The printable area is actually 34 points up from the bottom of the paper. If I specify

*ImageableArea Letter/US Letter: "14 34 612 785"

Then, after scaling and printing, the top of the document is printed 0.59"=42.75pts from the top of the paper and the bottom of the document is moved down ~0.04"=3pts (i.e. about 3pts more of the printed document is put below the bottom physical limit of the printer, so that information is not seen) when compared to the test below.

When

*ImageableArea Letter/US Letter: "14 0 612 785"

is specified, the top of the document is printed 0.28"=20.25pts down from the top of the paper and the bottom edge of the printed information is about ~0.04"=3pts higher than the test above.

In other words: changing ImageableArea from "14 0 612 785" to "14 34 612 785" made the printed information smaller in the vertical direction (as expected) and moved all the printed information down on the paper, with the top moving down much more than the bottom (which is not expected).

However, one thinks "Aha -- someone has the meaning of the second and fourth coordinates mixed up. The second one really refers to the top and the fourth to the bottom." So I try "14 0 612 700" to get the information at the bottom of the document to print away from the bottom of the paper.

No joy! That chops about the same amount of information off the bottom of the document and about 0.72" more off the top than "14 0 612 785" did! This last test did indeed scale the information to a smaller size, but it makes it look like the printable area starts 0.72" down from the top of the paper, rather than the 0.06" that it really is.

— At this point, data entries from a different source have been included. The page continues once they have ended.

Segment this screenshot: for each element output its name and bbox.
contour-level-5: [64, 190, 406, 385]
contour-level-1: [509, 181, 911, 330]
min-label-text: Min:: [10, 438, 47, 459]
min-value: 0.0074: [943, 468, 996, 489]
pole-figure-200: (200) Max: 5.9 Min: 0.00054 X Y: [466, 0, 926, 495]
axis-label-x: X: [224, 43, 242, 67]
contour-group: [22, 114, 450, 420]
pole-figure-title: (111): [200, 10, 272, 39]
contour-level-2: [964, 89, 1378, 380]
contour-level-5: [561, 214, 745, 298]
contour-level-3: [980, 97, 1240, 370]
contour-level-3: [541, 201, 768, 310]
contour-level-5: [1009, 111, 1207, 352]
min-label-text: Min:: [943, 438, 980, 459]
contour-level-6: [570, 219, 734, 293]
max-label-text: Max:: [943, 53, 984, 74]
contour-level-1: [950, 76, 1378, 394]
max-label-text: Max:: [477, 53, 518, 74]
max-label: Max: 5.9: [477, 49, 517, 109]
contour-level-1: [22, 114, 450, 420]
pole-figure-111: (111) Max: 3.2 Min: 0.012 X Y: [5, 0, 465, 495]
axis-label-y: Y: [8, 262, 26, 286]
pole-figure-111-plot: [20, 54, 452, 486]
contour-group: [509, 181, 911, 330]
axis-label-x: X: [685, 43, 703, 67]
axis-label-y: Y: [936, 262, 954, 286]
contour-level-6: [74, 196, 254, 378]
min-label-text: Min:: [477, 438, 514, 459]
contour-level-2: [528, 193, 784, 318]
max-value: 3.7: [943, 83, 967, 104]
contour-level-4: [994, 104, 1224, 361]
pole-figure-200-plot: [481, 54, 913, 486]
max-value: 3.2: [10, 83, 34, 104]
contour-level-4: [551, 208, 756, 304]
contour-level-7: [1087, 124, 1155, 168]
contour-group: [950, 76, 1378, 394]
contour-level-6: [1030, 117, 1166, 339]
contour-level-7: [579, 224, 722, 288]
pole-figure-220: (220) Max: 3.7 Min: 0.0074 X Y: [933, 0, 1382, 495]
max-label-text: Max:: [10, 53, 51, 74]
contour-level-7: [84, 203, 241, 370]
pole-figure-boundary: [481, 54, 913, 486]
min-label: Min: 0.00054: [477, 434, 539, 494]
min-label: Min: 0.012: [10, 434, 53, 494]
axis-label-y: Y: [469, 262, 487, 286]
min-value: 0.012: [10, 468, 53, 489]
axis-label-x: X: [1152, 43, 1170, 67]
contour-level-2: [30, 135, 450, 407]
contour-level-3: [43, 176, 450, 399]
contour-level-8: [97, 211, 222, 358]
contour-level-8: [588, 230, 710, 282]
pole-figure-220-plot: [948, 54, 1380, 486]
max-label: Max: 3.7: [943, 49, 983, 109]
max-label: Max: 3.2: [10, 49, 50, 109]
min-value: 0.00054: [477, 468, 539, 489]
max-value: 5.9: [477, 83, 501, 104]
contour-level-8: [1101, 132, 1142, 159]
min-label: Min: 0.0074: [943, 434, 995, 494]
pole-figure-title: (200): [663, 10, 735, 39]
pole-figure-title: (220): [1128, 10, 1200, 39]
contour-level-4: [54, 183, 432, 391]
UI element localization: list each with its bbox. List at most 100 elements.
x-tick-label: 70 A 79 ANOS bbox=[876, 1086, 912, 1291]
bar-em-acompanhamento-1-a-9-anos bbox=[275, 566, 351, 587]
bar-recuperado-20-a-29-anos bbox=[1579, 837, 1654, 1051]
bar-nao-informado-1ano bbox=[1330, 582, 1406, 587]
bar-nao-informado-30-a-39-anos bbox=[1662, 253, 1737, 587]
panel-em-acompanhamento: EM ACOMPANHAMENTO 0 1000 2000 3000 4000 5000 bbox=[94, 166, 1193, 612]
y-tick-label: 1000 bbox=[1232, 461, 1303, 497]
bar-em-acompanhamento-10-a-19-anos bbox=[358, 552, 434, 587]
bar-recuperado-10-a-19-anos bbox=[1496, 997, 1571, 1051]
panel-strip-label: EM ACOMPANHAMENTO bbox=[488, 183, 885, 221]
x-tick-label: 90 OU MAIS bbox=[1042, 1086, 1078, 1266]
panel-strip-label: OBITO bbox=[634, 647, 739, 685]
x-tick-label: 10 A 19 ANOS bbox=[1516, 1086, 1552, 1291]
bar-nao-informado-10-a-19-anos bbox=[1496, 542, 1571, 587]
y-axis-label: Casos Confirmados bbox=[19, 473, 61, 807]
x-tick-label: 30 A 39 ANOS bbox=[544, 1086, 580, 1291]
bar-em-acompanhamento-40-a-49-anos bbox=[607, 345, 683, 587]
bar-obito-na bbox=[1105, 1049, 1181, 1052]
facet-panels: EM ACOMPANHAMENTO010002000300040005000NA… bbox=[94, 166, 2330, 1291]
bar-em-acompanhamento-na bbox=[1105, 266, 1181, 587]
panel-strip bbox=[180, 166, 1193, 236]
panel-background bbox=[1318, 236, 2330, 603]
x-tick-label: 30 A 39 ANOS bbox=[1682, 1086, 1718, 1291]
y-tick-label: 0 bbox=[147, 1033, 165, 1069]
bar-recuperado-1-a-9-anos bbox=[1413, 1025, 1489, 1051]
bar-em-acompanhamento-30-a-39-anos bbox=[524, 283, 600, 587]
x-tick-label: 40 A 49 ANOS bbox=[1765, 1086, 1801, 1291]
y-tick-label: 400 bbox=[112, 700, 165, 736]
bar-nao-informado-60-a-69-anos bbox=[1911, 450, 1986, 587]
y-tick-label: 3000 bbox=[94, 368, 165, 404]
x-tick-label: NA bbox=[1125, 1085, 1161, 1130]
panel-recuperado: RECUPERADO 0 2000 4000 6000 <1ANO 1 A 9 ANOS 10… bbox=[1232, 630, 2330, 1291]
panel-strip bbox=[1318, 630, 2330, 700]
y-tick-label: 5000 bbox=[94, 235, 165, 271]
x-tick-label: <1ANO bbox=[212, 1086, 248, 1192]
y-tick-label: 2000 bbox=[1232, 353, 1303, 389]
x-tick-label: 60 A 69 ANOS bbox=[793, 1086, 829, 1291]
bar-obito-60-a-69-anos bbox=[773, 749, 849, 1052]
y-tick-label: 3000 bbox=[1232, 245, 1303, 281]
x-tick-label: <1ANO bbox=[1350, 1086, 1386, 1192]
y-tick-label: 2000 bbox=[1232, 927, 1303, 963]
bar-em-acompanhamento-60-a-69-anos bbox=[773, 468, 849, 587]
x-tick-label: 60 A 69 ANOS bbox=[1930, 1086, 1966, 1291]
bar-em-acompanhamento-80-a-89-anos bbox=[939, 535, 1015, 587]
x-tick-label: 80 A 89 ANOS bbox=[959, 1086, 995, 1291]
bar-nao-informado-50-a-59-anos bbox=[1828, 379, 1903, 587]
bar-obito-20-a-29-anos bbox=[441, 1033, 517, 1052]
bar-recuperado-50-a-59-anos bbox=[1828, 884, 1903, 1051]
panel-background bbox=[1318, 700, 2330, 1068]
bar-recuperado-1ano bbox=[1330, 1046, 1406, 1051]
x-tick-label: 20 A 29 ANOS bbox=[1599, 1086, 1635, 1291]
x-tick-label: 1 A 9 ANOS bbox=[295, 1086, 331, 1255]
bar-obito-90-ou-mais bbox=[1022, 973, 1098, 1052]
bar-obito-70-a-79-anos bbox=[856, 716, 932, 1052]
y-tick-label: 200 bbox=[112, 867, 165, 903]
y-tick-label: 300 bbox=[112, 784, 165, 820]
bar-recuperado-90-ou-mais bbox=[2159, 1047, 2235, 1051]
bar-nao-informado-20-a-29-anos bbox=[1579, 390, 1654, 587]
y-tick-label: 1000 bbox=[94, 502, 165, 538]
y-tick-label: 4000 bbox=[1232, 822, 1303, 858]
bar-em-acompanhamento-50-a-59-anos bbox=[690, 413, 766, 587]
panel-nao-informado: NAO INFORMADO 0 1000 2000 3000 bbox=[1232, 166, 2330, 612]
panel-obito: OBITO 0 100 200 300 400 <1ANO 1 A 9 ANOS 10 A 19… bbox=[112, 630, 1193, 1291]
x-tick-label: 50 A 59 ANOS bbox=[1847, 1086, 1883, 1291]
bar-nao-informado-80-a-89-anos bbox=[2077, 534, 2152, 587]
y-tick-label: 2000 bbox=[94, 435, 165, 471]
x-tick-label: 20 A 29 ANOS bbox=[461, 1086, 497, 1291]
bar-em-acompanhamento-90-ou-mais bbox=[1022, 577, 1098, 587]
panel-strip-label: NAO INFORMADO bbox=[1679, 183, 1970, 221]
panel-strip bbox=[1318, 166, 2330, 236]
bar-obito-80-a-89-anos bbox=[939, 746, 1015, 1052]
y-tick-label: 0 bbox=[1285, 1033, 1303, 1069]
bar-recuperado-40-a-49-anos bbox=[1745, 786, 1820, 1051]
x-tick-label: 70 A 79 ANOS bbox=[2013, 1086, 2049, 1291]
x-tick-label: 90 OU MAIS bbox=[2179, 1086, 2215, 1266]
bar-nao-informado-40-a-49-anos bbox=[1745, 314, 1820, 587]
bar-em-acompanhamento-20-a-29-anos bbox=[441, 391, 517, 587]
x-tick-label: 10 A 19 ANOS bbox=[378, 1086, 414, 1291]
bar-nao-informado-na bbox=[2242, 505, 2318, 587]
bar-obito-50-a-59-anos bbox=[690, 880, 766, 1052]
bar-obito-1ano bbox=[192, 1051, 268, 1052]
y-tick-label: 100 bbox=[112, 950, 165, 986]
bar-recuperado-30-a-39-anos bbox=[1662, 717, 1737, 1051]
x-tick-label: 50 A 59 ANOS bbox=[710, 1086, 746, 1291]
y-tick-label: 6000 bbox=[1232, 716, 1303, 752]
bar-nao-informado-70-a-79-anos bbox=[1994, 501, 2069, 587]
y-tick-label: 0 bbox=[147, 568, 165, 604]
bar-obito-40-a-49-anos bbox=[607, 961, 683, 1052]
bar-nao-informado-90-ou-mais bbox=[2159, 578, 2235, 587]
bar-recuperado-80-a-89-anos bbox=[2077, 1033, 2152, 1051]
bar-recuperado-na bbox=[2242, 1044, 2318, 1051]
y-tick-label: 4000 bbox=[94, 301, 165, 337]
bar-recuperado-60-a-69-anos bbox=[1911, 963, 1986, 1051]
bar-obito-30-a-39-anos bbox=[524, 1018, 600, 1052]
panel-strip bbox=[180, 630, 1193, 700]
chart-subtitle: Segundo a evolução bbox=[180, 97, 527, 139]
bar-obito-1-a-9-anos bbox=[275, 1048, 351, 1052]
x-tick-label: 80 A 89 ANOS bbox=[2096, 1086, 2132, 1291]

Next hypothesis: scaling is being done as expected, but the information is not translated to be centered in the printable area: it always pins the lower left of the information to the lower left of the paper.

What CUPS filter actually does the scaling? Can I get access to the source to fix it?

Take care,

Glenn

Feb 20, 2009 11:35 AM in response to ahostmadsen

ahostmadsen,

Thanks for the tip. Adobe Reader 9 is now my default PDF viewer. It prints much better, since it scales to (somewhere near) the center of the paper. Its print window is pretty cool since it shows the paper size and the printable area within that. It isn't completely anomaly free because printing introduces a lift-right offset that can be corrected through the PPD file; a printable area that clearly shows as off center is needed to get a centered document! What ever happened to WYSIWYG?